Calvin and the Colonel

Everything About Fiction You Never Wanted to Know.

One of the first prime-time cartoons, the show (aired 1961-62 on ABC) was about Col. Montgomery J. Klaxon, a fox, and his patsy, Calvin Burnside, a bear. The colonel was constantly coming up with get-rich-quick Zany Schemes, all of which tended to backfire. Rounding out the cast were the colonel's wife, Maggie Belle; her sister Susan, and Oliver Wendell Clutch, the colonel's shady lawyer.

The show was essentially a remake of Amos & Andy, which by then was taken off television due to racist stereotypes. The creators decided to take the same show and use cartoon animals in its place. It didn't work. The show only lasted one season.

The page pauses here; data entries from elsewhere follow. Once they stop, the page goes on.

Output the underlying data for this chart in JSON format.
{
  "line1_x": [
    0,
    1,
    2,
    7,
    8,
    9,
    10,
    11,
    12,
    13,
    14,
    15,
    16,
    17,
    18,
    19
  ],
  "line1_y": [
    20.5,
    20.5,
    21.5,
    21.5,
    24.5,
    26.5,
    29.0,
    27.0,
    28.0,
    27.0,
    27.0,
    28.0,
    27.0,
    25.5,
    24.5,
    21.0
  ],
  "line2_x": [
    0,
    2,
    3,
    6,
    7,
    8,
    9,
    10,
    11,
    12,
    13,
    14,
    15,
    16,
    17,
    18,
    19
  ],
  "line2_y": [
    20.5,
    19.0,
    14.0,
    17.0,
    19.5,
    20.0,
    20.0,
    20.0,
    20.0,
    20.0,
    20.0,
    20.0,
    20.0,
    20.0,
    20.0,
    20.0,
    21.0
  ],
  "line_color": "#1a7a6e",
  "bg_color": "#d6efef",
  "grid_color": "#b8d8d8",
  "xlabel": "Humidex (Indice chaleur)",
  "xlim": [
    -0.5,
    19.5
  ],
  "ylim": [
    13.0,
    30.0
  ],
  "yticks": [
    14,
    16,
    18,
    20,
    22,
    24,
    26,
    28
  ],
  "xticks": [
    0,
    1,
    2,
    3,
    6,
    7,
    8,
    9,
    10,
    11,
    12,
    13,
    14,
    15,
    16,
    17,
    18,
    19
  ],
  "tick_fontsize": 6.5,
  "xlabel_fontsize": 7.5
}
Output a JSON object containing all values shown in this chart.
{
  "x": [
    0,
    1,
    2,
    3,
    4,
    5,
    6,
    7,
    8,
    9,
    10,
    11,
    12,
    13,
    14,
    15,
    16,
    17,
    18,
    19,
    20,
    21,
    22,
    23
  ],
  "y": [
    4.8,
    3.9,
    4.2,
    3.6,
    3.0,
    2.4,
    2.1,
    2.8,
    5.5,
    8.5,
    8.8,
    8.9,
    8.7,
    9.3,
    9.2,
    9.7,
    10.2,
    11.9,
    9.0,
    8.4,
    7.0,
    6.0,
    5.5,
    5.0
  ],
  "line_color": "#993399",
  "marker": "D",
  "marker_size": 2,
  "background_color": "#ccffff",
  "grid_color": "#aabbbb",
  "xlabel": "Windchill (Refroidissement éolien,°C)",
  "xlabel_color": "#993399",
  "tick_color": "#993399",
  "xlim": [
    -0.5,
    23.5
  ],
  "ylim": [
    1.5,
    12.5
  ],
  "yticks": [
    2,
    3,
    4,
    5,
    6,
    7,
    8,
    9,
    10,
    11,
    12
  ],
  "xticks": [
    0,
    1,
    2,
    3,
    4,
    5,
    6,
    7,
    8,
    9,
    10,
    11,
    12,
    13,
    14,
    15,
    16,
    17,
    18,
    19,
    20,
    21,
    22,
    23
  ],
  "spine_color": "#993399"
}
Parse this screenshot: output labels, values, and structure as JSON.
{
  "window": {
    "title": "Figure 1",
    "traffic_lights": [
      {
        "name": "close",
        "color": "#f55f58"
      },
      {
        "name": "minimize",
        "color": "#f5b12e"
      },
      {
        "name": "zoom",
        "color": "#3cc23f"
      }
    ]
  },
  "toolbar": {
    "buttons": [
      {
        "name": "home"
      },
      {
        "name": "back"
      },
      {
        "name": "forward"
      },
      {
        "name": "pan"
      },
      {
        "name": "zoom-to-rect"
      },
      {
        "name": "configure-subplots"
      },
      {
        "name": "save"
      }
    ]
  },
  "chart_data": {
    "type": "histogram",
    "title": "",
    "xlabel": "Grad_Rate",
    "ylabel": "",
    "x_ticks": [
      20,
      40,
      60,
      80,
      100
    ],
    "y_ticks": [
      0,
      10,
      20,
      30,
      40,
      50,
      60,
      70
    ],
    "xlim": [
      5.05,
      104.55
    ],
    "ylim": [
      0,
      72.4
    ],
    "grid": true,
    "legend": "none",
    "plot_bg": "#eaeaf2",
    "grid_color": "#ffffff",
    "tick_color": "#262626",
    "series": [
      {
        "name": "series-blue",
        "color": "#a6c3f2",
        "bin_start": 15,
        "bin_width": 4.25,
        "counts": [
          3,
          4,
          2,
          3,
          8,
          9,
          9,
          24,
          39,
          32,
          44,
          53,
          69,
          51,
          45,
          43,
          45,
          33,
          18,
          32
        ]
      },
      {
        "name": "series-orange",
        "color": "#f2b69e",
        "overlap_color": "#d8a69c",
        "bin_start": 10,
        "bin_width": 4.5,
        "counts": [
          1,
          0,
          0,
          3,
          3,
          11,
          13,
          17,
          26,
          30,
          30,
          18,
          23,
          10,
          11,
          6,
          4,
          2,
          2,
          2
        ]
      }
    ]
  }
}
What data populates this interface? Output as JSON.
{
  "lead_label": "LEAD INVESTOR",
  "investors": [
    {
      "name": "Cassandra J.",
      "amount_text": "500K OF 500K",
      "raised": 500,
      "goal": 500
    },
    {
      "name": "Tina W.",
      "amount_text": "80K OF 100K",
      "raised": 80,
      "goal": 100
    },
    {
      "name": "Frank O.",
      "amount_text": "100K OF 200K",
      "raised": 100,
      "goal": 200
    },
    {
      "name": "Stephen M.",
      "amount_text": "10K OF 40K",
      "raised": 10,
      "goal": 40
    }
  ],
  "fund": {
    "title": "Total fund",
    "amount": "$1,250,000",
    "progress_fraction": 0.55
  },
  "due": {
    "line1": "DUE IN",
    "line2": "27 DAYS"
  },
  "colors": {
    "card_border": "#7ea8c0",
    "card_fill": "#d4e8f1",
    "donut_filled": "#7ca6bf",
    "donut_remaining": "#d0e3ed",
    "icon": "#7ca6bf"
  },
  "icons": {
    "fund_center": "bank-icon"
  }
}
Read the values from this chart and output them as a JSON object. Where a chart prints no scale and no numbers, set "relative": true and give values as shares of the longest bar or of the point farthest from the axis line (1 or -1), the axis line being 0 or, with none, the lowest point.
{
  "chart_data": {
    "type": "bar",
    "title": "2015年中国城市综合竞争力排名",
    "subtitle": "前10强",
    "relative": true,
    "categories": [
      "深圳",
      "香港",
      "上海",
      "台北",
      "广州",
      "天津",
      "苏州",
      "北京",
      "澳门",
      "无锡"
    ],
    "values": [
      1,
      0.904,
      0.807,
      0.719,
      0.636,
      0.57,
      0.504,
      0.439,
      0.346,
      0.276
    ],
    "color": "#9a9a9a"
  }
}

Tropes used in Calvin and the Colonel include:
  • Ambulance Chaser: Judge Oliver Wendell Clutch is this, definitely. His role in the show is to provide the colonel with legal loopholes in order to pull off an unlawful scheme (which most of the time doesn't work anyway).
  • Cast Herd: There are two: one with Colonel, Maggie Belle and Sister Sue, and the other with Colonel (again), Calvin and Judge Clutch. Even though they all appear in (almost) every episode, Calvin's (on-screen) interaction with the colonel's wife and sister-in-law are minimal at best. The only time we see Judge Cluch interacting with Maggie and Sue is in the end of "Colonel's Old Flame".
  • Creator Killer: The show's failure ended up bankrupting TV Spots, the animation studio.
  • Criminal Doppelganger: The colonel suspected in one episode that his sister-in-law was a jewel thief known as the "Polka Dot Bandit". Then the colonel himself got arrested because the police discovered that the thief was really a man disguised as a woman and the colonel happened to be carrying the polka-dot dress (he was going to turn her in). The real thief was finally captured in the end. The thief turned out to be Sister Sue's ex-fiancé, who plotted to frame her for the robbery.
  • Dartboard of Hate: The Colonel has one of Sister Sue in his office.
  • Expy: Of Amos & Andy, as described above.
  • Fully-Dressed Cartoon Animal: Maggie Belle and her sister Sue in the main cast.
  • Furry Confusion: Apparently, in the show's universe humans exist, but in a manner that is equivalent to animals in our world. Judge Clutch is seen watching humans perform dog tricks on TV, leading him to tell the colonel, "Did you know they actually have people in there talking like animals? It's completely unbelievable!"
  • Half-Dressed Cartoon Animal: The Colonel, Calvin and several other characters.
  • Hey, It's That Voice!: Judge Clutch was voiced by Paul Frees, whom you may recognize in other cartoons.
    • A lot of incidental female characters were voiced by June Foray, another prominent voice actress, without screen credit.
  • Keep Circulating the Tapes: Mostly in black-and-white, although some color copies recently resurfaced into some collectors' hands.
  • Laugh Track: An animated example.
  • Obnoxious In-Laws: Colonel's sister-in-law Susan. Justified in that the Colonel is not exactly an honest man.
  • Shady Real Estate Agent: The colonel.
  • The Teaser: As with the other prime-time cartoons released at the time, Calvin and the Colonel had cold openings during its ABC broadcast. However in syndication reruns they were removed.
  • Thick Line Animation
  • Throw the Dog a Bone: The colonel gets one in the end of Wheeling and Dealing, where he goes through the usual Zany Scheme in order to replace his nephew's car (which got filled with cement...ItMakesSenseInContext) before shipping it out to him in California. Where this differs from other episodes is that the colonel's plan actually succeeded, and his wife and sister-in-law praise him for getting the job done. The colonel admits to the audience that he didn't earn the praise and affection, but because it rarely happens he decides to take it anyway.
  • Title Sequence Replacement: When the show went into syndication, they attached the earlier, more abstract opening sequence to every episode. In the original broadcast this opening was only used in the first six episodes.
  • Xanatos Gambit: Colonel's nephew, Newton (a con man himself), pulls this off when he visits in one episode.
  • Zany Scheme: The whole premise of this show.